Antworten darauf will auch die Hamburger Justizbehörde finden: Vom 1. Juli dieses Jahres an wird die Staatsanwaltschaft Fälle von Hasskriminalität differenziert statistisch erfassen, kündigte Justizsenator Till Steffen (Grüne) im Gespräch mit WELT an. Aufgeschlüsselt werden soll das Phänomen künftig auch nach antisemitischen, antichristlichen, antiislamischen, behindertenfeindlichen und fremdenfeindlichen Straftaten sowie solchen, die sich gegen bestimmte sexuelle Orientierungen richten. Ziel der besseren statistischen Erfassung sei, das Ausmaß und die Entwicklung des Phänomens der Hassstraftaten anhand justizieller Daten besser einschätzen zu können, hieß es aus der Justizbehörde. Wichtig sei die Motivforschung auch für die Frage der Strafzumessung in Strafverfahren. Aber auch gesellschaftspolitische Entwicklungen könnten anhand von validen Daten besser beurteilt werden, sodass angemessene Reaktionen erfolgen können.
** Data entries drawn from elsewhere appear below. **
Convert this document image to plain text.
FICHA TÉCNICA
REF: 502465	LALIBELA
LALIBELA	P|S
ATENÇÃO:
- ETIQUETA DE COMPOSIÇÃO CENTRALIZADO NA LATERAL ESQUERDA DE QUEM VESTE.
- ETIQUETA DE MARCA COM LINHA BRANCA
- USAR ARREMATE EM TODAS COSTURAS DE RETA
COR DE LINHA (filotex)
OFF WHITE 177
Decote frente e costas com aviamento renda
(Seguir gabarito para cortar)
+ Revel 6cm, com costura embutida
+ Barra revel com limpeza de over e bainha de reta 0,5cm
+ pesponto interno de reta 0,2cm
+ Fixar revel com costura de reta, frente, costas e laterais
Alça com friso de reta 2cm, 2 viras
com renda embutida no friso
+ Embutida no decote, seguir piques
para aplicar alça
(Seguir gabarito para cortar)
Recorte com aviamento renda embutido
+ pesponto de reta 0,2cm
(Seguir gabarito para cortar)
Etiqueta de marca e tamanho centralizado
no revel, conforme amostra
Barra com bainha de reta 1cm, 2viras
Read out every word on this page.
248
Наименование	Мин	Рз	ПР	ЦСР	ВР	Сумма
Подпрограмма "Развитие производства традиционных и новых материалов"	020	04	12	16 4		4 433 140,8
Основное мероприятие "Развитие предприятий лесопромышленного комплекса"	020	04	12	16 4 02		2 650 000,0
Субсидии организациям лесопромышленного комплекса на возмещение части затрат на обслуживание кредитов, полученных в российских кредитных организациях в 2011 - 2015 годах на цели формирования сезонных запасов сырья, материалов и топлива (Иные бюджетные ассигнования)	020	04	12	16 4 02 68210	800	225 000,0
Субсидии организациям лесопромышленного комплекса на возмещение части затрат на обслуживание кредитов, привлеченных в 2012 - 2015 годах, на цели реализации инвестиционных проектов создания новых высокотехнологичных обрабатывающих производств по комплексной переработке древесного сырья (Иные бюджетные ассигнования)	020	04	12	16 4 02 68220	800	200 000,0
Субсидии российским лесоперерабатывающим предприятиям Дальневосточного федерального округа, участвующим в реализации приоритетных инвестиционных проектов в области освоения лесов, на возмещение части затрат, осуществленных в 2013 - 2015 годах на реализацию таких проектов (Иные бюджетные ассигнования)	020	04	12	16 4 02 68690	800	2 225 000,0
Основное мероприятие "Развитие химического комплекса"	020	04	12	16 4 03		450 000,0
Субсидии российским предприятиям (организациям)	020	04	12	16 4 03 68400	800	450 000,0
„Politisch motivierte Kriminalität wird bisher hinsichtlich antisemitischer Angriffe nicht ausreichend erfasst, da dieses spezifische Kriterium nicht abgefragt wird. Wir brauchen neue Quellen, um Straftaten mit antisemitischem Hintergrund in unserer Gesellschaft sichtbar zu machen“, erklärte Till Steffen. „Schon 2016 haben sich die Justizminister der Länder Hamburgs Position angeschlossen und im Weiteren Kriterien erarbeitet, mit denen die Tatgründe von Hasskriminalität statistisch nachvollzogen werden können. Daraus folgt jetzt die regelhafte Eingabe bei der Erfassung der Straftat. Damit bekommen wir ein gutes Instrument, um mehr über Hasskriminalität zu erfahren.“

Täter wählten ihre Opfer gezielt wegen deren vermeintlichen „Andersseins“ aus, sagte Steffen, etwa als Juden, Homosexuelle oder Obdachlose. „So führen Hassstraftaten in besonderem Maße dazu, Angehörige von Minderheiten zu verunsichern und innerhalb der Gesellschaft zu isolieren. Zugleich ängstigen sie andere Menschen derselben Gruppe, da diese befürchten müssen, als solche ebenfalls jederzeit Opfer einer entsprechenden Hassstraftat zu werden. Damit wird nicht nur dem einzelnen Opfer Schaden zugefügt, solche Taten vergiften auch das gesamtgesellschaftliche Klima“, so Hamburgs Justizsenator. „Es ist sehr sinnvoll, dass die Staatsanwaltschaft bald Hassmotive erfasst. Wir brauchen die Daten, damit wir besser abschätzen können, wie sich diese Art der Kriminalität entwickelt.“

Die Initiative geht auf einen Beschluss der Justizministerkonferenz zurück, den Hamburg im Juni 2016 eingebracht hatte. In deren Nachgang sei eine Bund-Länder-Arbeitsgruppe eingerichtet worden, an der die Hamburger Justizbehörde beteiligt gewesen sei und in der der neue Statistikbogen erarbeitet wurde, der nun bundeseinheitlich von den Staatsanwaltschaften geführt werde. Bislang wurden in der Justizstatistik nur rechtsextreme und fremdenfeindliche Taten gesondert erfasst. Zudem habe man auf die Auswertung politisch motivierter Kriminalität zurückgreifen können, die von der Polizei geführt wird, hieß es. Allerdings sei auch diese Statistik nicht erschöpfend und beleuchte etwa nicht den Bereich der justiziellen Verfahren – unklar bleibe, wie viele Anklagen erhoben oder Urteile gesprochen wurden.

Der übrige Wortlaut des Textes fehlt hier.